Het Outer is van groene zooden,
Ruuw opgewurpen, gants eenvoudig voor de Goden,
De aloude Gaulers, goed, oprecht en gul van geest,
Zyn de eerste stichters van dit kerkgebouw geweest,
Om 't aan de Vriendschap toe te wyden.
Zy meenden (en ter goeder trouw)
Dat hun Nakoomlingschap in onze laater' tyden
Den Tempel veel bezoeken zou.
| |
[pagina 215]
| |
Men ziet met letters, door den tyd schier uitgewreeven,
In 't gevelwerk den naam van Pylades geschreeven,
Orestes, Pythias, Achaat, Euryalus,
En Theseus en Pirithous,
Beroemde naamen van oprechte en trouwe Vrinden,
Doch in de fabelen der Dichters meest te vinden.

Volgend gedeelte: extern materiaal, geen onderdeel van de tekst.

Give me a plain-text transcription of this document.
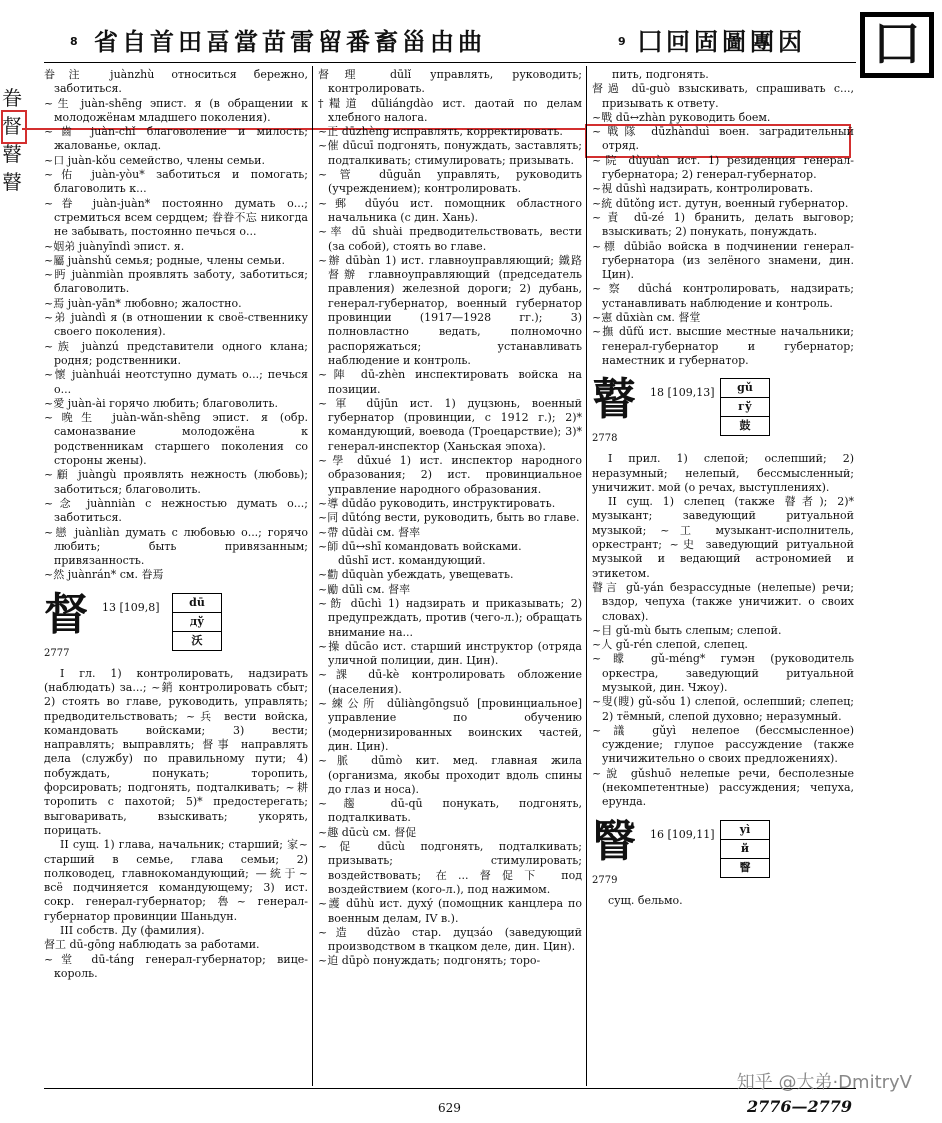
8 省自首田畐當苗雷留番畜甾由曲	9 囗回固圖團因	囗
眷
督
瞽
瞽

眷注 juànzhù относиться бережно, заботиться.

~生 juàn-shēng эпист. я (в обращении к молодожёнам младшего поколения).

~齒 juàn-chǐ благоволение и милость; жалованье, оклад.

~口 juàn-kǒu семейство, члены семьи.

~佑 juàn-yòu* заботиться и помогать; благоволить к...

~眷 juàn-juàn* постоянно думать о...; стремиться всем сердцем; 眷眷不忘 никогда не забывать, постоянно печься о...

~姻弟 juànyīndì эпист. я.

~屬 juànshǔ семья; родные, члены семьи.

~眄 juànmiàn проявлять заботу, заботиться; благоволить.

~焉 juàn-yān* любовно; жалостно.

~弟 juàndì я (в отношении к своё-ственнику своего поколения).

~族 juànzú представители одного клана; родня; родственники.

~懷 juànhuái неотступно думать о...; печься о...

~愛 juàn-ài горячо любить; благоволить.

~晚生 juàn-wǎn-shēng эпист. я (обр. самоназвание молодожёна к родственникам старшего поколения со стороны жены).

~顧 juàngù проявлять нежность (любовь); заботиться; благоволить.

~念 juànniàn с нежностью думать о...; заботиться.

~戀 juànliàn думать с любовью о...; горячо любить; быть привязанным; привязанность.

~然 juànrán* см. 眷焉

督 13 [109,8]
2777
dū
дў
沃

I гл. 1) контролировать, надзирать (наблюдать) за...; ~銷 контролировать сбыт; 2) стоять во главе, руководить, управлять; предводительствовать; ~兵 вести войска, командовать войсками; 3) вести; направлять; выправлять; 督事 направлять дела (службу) по правильному пути; 4) побуждать, понукать; торопить, форсировать; подгонять, подталкивать; ~耕 торопить с пахотой; 5)* предостерегать; выговаривать, взыскивать; укорять, порицать.

II сущ. 1) глава, начальник; старший; 家~ старший в семье, глава семьи; 2) полководец, главнокомандующий; —統于~ всё подчиняется командующему; 3) ист. сокр. генерал-губернатор; 魯~ генерал-губернатор провинции Шаньдун.

III собств. Ду (фамилия).

督工 dū-gōng наблюдать за работами.

~堂 dū-táng генерал-губернатор; вице-король.

督理 dūlǐ управлять, руководить; контролировать.

†糧道 dūliángdào ист. даотай по делам хлебного налога.

~正 dūzhèng исправлять, корректировать.

~催 dūcuī подгонять, понуждать, заставлять; подталкивать; стимулировать; призывать.

~管 dūguǎn управлять, руководить (учреждением); контролировать.

~郵 dūyóu ист. помощник областного начальника (с дин. Хань).

~率 dū shuài предводительствовать, вести (за собой), стоять во главе.

~辦 dūbàn 1) ист. главноуправляющий; 鐵路督辦 главноуправляющий (председатель правления) железной дороги; 2) дубань, генерал-губернатор, военный губернатор провинции (1917—1928 гг.); 3) полновластно ведать, полномочно распоряжаться; устанавливать наблюдение и контроль.

~陣 dū-zhèn инспектировать войска на позиции.

~軍 dūjūn ист. 1) дуцзюнь, военный губернатор (провинции, с 1912 г.); 2)* командующий, воевода (Троецарствие); 3)* генерал-инспектор (Ханьская эпоха).

~學 dūxué 1) ист. инспектор народного образования; 2) ист. провинциальное управление народного образования.

~導 dūdǎo руководить, инструктировать.

~同 dūtóng вести, руководить, быть во главе.

~帶 dūdài см. 督率

~師 dū↔shī командовать войсками.

dūshī ист. командующий.

~勸 dūquàn убеждать, увещевать.

~勵 dūlì см. 督率

~飭 dūchì 1) надзирать и приказывать; 2) предупреждать, против (чего-л.); обращать внимание на...

~操 dūcāo ист. старший инструктор (отряда уличной полиции, дин. Цин).

~課 dū-kè контролировать обложение (населения).

~練公所 dūliàngōngsuǒ [провинциальное] управление по обучению (модернизированных воинских частей, дин. Цин).

~脈 dūmò кит. мед. главная жила (организма, якобы проходит вдоль спины до глаз и носа).

~趨 dū-qū понукать, подгонять, подталкивать.

~趣 dūcù см. 督促

~促 dūcù подгонять, подталкивать; призывать; стимулировать; воздействовать; 在...督促下 под воздействием (кого-л.), под нажимом.

~護 dūhù ист. духý (помощник канцлера по военным делам, IV в.).

~造 dūzào стар. дуцзáо (заведующий производством в ткацком деле, дин. Цин).

~迫 dūpò понуждать; подгонять; торо-

пить, подгонять.

督過 dū-guò взыскивать, спрашивать с..., призывать к ответу.

~戰 dū↔zhàn руководить боем.

~戰隊 dūzhànduì воен. заградительный отряд.

~院 dùyuàn ист. 1) резиденция генерал-губернатора; 2) генерал-губернатор.

~視 dūshì надзирать, контролировать.

~統 dūtǒng ист. дутун, военный губернатор.

~責 dū-zé 1) бранить, делать выговор; взыскивать; 2) понукать, понуждать.

~標 dūbiāo войска в подчинении генерал-губернатора (из зелёного знамени, дин. Цин).

~察 dūchá контролировать, надзирать; устанавливать наблюдение и контроль.

~憲 dūxiàn см. 督堂

~撫 dūfǔ ист. высшие местные начальники; генерал-губернатор и губернатор; наместник и губернатор.

瞽 18 [109,13]
2778
gǔ
гў
鼓

I прил. 1) слепой; ослепший; 2) неразумный; нелепый, бессмысленный; уничижит. мой (о речах, выступлениях).

II сущ. 1) слепец (также 瞽者); 2)* музыкант; заведующий ритуальной музыкой; ~工 музыкант-исполнитель, оркестрант; ~史 заведующий ритуальной музыкой и ведающий астрономией и этикетом.

瞽言 gǔ-yán безрассудные (нелепые) речи; вздор, чепуха (также уничижит. о своих словах).

~目 gǔ-mù быть слепым; слепой.

~人 gǔ-rén слепой, слепец.

~矇 gǔ-méng* гумэн (руководитель оркестра, заведующий ритуальной музыкой, дин. Чжоу).

~叟(瞍) gǔ-sǒu 1) слепой, ослепший; слепец; 2) тёмный, слепой духовно; неразумный.

~議 gǔyì нелепое (бессмысленное) суждение; глупое рассуждение (также уничижительно о своих предложениях).

~說 gǔshuō нелепые речи, бесполезные (некомпетентные) рассуждения; чепуха, ерунда.

瞖 16 [109,11]
2779
yì
й
瞖

сущ. бельмо.

629
知乎 @大弟·DmitryV
2776—2779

De schraale Godheid van deeze oude boskapel
Zit onbewierookt in het midden van haar çel.
Zy ziet geen' Offeraars, geen' Priesters haar omringen.
Zy is een' koningin, maar zonder hovelingen.
De Waarheid, Vriendschap's tolk, altyd bescheiden, stil,
Steeds nut aan die haar hooren wil,
Blyft aan haar zyde trouw gezeeten,
Om elk, die vraagen durft, te dienen van bericht,
Doch vruchtloos! niemant komt. Elk wil de waarheid weeten,
En niemant durft haar recht beschouwen in 't gezicht.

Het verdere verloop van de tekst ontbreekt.